Quelle méthodologie est adaptée à l’ostéopathie ? C’est l’inverse : faire un protocole dépendant de l’opérateur, c’est-à-dire en choisir un, de préférence expérimenté, le laisser personnaliser son diagnostic et sa technique de traitement. Il lui est demandé de réaliser soit les interventions qu’il pense efficaces, soit d’autres qu’il pense inefficaces, soit aucune intervention. Un observateur neutre est présent pour vérifier que la prise en charge ne permet pas au patient de savoir ce qu’il reçoit. En complément il est possible d’interroger le patient dès la sortie sur le traitement qu’il pense avoir reçu.
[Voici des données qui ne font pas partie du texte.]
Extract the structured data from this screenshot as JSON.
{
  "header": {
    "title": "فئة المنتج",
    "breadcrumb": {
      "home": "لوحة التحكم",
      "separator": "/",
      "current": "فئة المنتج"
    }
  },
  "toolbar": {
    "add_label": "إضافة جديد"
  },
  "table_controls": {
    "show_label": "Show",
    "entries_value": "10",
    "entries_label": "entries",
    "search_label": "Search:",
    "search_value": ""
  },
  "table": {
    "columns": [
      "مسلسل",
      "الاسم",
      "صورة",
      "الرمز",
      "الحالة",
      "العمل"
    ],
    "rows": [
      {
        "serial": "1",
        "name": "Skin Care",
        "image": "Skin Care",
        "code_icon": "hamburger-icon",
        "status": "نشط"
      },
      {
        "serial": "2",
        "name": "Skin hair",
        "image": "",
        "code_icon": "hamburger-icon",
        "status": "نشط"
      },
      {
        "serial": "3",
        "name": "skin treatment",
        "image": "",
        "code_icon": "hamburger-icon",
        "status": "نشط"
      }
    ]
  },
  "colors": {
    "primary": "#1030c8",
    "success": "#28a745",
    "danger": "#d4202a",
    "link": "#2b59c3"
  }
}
Un autre observateur collige les résultats en interrogeant ultérieurement les patients des 3 groupes, vrai traitement, placebo, et non-traitement. Une enquête complète étudiera indépendamment les résultats d’un nombre d’opérateurs suffisamment représentatif de la variété des écoles et des techniques. Ce n’est pas 400 malades pour quelques ostéopathes qu’il faut prévoir, mais plutôt 50 ostéopathes ayant chacun leur vingtaine de patients à traiter.

Un bon début

Ceci n’est pas une évaluation scientifique classique et la lombalgie commune n’est pas encore clairement démembrée ainsi. Mais c’est une excellente méthode, à coup sûr, pour trouver les meilleurs formateurs en ostéopathie !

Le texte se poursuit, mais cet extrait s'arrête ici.